Brasil gana terreno como proveedor
Ese cambio de composición es clave. Si Brasil tiene mayor oferta interna, precios presionados a la baja y necesidad de colocar producción, puede volverse más competitivo para abastecer mercados vecinos como Argentina.
Por eso, aunque todavía no se verifica una entrada masiva de yerba brasileña, sí aparece una señal concreta: Brasil gana participación relativa dentro de las importaciones argentinas.
En términos simples: no hay aval estadístico para afirmar que una ola brasileña ya inundó el mercado argentino, pero sí hay datos para sostener que Brasil está mejor posicionado para presionar en los próximos meses si la demanda argentina o las condiciones cambiarias lo permiten.
Consumo y producción: otra señal de alerta
Los últimos datos del INYM también muestran un escenario sensible. Entre enero y mayo de 2026 se procesaron 275,1 millones de kilos de hoja verde. En el mismo período, las salidas de yerba mate al mercado interno totalizaron 113 millones de kilos, mientras que las exportaciones alcanzaron 18,8 millones de kilos.
El consumo interno aparece con señales de debilidad frente a 2025: mayo de 2026 registró 23,49 millones de kilos a salida de molino, por debajo de los 25,45 millones de mayo de 2025.
Este dato refuerza el problema de fondo: si hay más presión de oferta regional y al mismo tiempo el consumo interno no tracciona con fuerza, el eslabón más débil vuelve a ser el productor.
Conclusión: una hipótesis parcialmente validada
La hipótesis de que la crisis brasileña puede impactar sobre el mercado argentino tiene sustento, pero debe formularse con cuidado.
No hay datos suficientes para afirmar que Argentina ya enfrenta una ola masiva de importaciones brasileñas.
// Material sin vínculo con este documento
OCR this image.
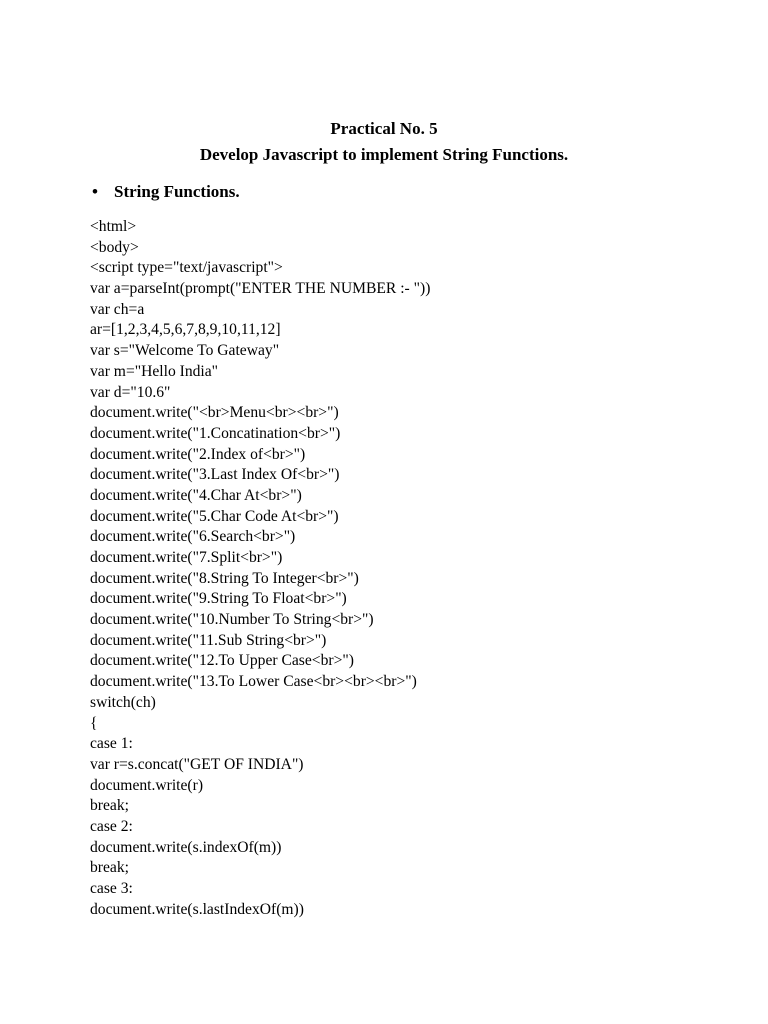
Practical No. 5
Develop Javascript to implement String Functions.
• String Functions.
<html>
<body>
<script type="text/javascript">
var a=parseInt(prompt("ENTER THE NUMBER :- "))
var ch=a
ar=[1,2,3,4,5,6,7,8,9,10,11,12]
var s="Welcome To Gateway"
var m="Hello India"
var d="10.6"
document.write("<br>Menu<br><br>")
document.write("1.Concatination<br>")
document.write("2.Index of<br>")
document.write("3.Last Index Of<br>")
document.write("4.Char At<br>")
document.write("5.Char Code At<br>")
document.write("6.Search<br>")
document.write("7.Split<br>")
document.write("8.String To Integer<br>")
document.write("9.String To Float<br>")
document.write("10.Number To String<br>")
document.write("11.Sub String<br>")
document.write("12.To Upper Case<br>")
document.write("13.To Lower Case<br><br><br>")
switch(ch)
{
case 1:
var r=s.concat("GET OF INDIA")
document.write(r)
break;
case 2:
document.write(s.indexOf(m))
break;
case 3:
document.write(s.lastIndexOf(m))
De hecho, en el primer trimestre de 2026 las importaciones cayeron frente a 2025.
Pero sí hay tres elementos que sostienen la alerta:
- Brasil atraviesa una fuerte caída de precios al productor, con costos en alza.
- Las importaciones argentinas, aunque bajaron frente a 2025, siguen muy por encima de 2023.
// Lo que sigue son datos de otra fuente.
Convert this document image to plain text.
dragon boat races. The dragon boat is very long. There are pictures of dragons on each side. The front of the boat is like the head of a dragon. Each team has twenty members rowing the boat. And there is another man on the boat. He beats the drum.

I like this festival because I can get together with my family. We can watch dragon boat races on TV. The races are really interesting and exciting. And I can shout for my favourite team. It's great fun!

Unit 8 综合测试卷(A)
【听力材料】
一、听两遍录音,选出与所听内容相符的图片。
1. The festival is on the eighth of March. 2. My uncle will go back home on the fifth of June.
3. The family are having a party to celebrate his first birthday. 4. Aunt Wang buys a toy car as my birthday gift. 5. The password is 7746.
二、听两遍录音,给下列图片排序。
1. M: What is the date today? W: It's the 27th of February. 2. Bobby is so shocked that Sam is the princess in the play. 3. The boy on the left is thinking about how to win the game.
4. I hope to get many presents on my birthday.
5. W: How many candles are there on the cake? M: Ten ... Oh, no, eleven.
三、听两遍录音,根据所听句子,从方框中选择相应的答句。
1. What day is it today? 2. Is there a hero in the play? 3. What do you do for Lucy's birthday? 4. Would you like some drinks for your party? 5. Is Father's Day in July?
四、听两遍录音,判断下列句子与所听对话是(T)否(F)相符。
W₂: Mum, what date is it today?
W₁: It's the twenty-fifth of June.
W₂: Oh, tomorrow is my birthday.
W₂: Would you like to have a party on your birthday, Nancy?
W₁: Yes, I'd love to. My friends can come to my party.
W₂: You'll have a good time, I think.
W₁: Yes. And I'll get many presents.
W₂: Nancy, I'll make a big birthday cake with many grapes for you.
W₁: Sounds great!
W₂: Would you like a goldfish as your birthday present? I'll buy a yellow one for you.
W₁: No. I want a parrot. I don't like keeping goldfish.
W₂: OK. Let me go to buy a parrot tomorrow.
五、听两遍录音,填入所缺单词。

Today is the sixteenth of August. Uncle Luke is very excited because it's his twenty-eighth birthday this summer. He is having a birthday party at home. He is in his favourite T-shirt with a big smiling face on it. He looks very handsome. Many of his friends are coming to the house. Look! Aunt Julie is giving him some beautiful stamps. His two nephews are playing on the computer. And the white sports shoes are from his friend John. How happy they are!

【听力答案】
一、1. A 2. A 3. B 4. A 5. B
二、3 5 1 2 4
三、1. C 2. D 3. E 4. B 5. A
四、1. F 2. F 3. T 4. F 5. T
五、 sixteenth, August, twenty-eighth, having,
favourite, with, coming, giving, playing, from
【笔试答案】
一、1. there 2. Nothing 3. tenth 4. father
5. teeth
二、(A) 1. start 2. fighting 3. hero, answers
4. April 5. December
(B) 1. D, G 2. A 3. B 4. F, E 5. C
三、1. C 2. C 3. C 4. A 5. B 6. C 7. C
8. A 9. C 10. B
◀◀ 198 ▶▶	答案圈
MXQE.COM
- Brasil concentra casi el 87% del origen de la yerba importada por Argentina en el primer trimestre de 2026.
En paralelo, Argentina muestra una crisis clara de rentabilidad del productor primario, con precios por debajo de los costos, menor participación en el precio de góndola y un mercado interno que no logra absorber plenamente la tensión de la cadena.
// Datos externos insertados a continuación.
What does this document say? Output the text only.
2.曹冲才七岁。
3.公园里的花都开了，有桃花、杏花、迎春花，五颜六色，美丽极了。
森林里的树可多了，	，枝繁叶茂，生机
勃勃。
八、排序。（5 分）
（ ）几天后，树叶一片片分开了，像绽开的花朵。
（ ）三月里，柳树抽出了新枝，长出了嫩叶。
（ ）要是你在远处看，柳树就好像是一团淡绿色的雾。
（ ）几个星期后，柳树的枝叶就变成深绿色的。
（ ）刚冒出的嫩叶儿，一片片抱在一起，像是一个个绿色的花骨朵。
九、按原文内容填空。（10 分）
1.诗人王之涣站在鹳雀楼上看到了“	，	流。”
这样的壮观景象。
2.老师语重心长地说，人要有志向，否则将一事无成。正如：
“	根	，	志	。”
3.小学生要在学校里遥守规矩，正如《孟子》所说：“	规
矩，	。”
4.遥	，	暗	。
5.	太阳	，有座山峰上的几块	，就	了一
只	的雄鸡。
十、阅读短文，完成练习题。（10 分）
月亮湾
La conclusión es directa: la presión brasileña todavía no aparece como un golpe de volumen, pero sí como una amenaza competitiva latente. Si la oferta brasileña sigue alta, los precios continúan deprimidos y el canal importador permanece abierto, el productor argentino podría enfrentar una nueva fuente de presión sobre un escenario que ya es crítico.
La clave será monitorear los próximos informes del INYM, CEPA e INDEC: volumen importado, origen Brasil-Paraguay, precio pagado al productor, consumo interno y tipo de cambio bilateral. Ahí se verá si la señal actual se transforma en una tendencia estructural.